Von Polizei erschossener Jugendlicher: Unabhängige Untersuchung gefordert

Über 60 Forschende verlangen die unabhängige Aufarbeitung des Todes von Mouhamed D. Ein Polizist erschoss den Jugendlichen in Dortmund.

Blumen und Kerzen

Trauer um den 16-Jährigen in Dortmund Foto: Gregor Bauernfeind/dpa

BERLIN taz | Nach dem Tod des von einem Polizisten erschossenen Mouhamed D. in Dortmund fordern mehrere Wis­sen­schaft­le­r:in­nen eine unabhängige Untersuchungskommission im Landtag von Nordrhein-Westfalen. „Wir haben die Befürchtung, dass bei dem Polizeieinsatz unprofessionell und unverhältnismäßig gehandelt wurde“, sagte Claus Melter, Professor für Soziale Arbeit an der Fachhochschule Bielefeld, der taz.

Zusammen mit dem Verein „Entschieden gegen Rassismus und Diskriminierung“ startete Melter am Freitag eine Online-Petition, die von mehr als 60 Wis­sen­schaft­le­r:in­nen aus ganz Deutschland erstunterzeichnet wurde. Bei Redaktionsschluss am Montagnachmittag zählte die Petition mehr als 15.000 Unterschriften.

Am Montag vor einer Woche hatte ein Polizist den 16-jährigen Mouhamed D. aus dem Senegal im Innenhof einer Dortmunder Jugendeinrichtung mit fünf Schüssen aus einer Maschinenpistole getötet. Nach Angaben der Polizei hatte der Jugendliche die Be­am­t:in­nen mit einem Messer attackiert.

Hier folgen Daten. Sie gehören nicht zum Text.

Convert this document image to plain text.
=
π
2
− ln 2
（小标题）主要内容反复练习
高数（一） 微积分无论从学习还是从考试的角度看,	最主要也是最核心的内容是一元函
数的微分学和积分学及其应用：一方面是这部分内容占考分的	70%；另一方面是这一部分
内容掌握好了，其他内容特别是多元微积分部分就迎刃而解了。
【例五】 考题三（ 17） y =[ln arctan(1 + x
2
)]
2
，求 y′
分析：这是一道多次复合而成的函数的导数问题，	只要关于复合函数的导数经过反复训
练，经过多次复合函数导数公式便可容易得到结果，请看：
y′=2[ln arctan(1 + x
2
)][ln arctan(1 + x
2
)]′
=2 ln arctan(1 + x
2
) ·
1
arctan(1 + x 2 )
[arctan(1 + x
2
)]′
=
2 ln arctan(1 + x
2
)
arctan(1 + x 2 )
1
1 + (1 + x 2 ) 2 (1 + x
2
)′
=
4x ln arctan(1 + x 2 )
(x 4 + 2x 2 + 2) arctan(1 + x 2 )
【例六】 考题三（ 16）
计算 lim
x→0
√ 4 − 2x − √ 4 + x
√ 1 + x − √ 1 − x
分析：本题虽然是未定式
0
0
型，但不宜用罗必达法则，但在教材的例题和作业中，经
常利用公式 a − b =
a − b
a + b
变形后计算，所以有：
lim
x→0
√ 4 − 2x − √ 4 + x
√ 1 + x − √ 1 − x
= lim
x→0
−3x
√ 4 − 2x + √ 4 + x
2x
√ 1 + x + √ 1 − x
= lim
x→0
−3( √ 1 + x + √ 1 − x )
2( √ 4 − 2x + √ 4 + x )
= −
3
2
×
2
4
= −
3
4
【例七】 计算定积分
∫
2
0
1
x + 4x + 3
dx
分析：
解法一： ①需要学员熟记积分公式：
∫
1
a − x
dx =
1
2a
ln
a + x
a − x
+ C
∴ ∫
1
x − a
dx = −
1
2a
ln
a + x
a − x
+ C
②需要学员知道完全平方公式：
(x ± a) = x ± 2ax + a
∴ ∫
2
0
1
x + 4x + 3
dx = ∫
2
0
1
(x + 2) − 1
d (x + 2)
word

In den Tagen zuvor hatte Mouhamed D. mehrmals Suizidgedanken geäußert und war auf eigenen Wunsch in einer psychiatrischen Klinik. Der Betreuer der Wohngruppe, in der Mouhamed D. zuletzt lebte, hatte schon während des Notrufs eine mögliche Suizidgefahr angesprochen. „Wir sind empört darüber, dass eine suizidgefährdete Person nach einem Notruf auf elf Po­li­zis­t:in­nen trifft. Warum war keine psychische Betreuung vor Ort?“, sagte Melter.

Die Grünen halten sich bedeckt

CDU-Innenminister Herbert Reul hatte das Vorgehen der Polizei vergangene Woche öffentlich verteidigt. Die Grünen, Koalitionspartner der CDU, wichen Nachfragen der taz zu der geforderten Untersuchungskommission aus. Stattdessen teilte die Pressestelle mit, „die Aufklärung des konkreten Falls durch die zuständigen Stellen“ sei wichtig, und verwies auf die Pläne aus dem Koalitionsvertrag, die Position eines unabhängigen Polizeibeauftragten zu schaffen.

Gegen den Beamten, der geschossen hat, besteht der Verdacht auf Körperverletzung mit Todesfolge. Bislang war noch unklar, ob die Bodycams der eingesetzten Po­li­zis­t:in­nen eingeschaltet waren. Wie der Kölner Stadt-Anzeiger am Montagnachmittag berichtete, war dies wohl nicht der Fall.

Bei Ermittlungen in den eigenen Reihen ist es in Nordrhein-Westfalen Vorschrift, dass eine andere Polizeibehörde eingeschaltet wird. Im Auftrag der Staatsanwaltschaft ermittelt die Polizei Recklinghausen. Die Dortmunder Polizei ermittelt gleichzeitig gegen ihre Recklinghäuser Kolleg:innen, da dort Anfang August ebenfalls ein Mann nach einem Polizeieinsatz ums Leben kam. In der Petition wird eine Erhebung des Statistischen Bundesamts aus dem Jahr 2020 aufgeführt. Demnach landeten bei 4.565 Ermittlungsverfahren gegen Polizeibedienstete genau 70 vor Gericht.

Eigentlich hätte Mouhamed D., der unbegleitet nach Deutschland gekommen war, am Montagvormittag in Dortmund beigesetzt werden sollen. Kurz vorher wurde die Beerdigung abgesagt, da die senegalesische Botschaft Verwandte des Waisen im Senegal ausfindig machen konnte. Sie hätten den Wunsch geäußert, Mouhamed D. im Senegal beizusetzen.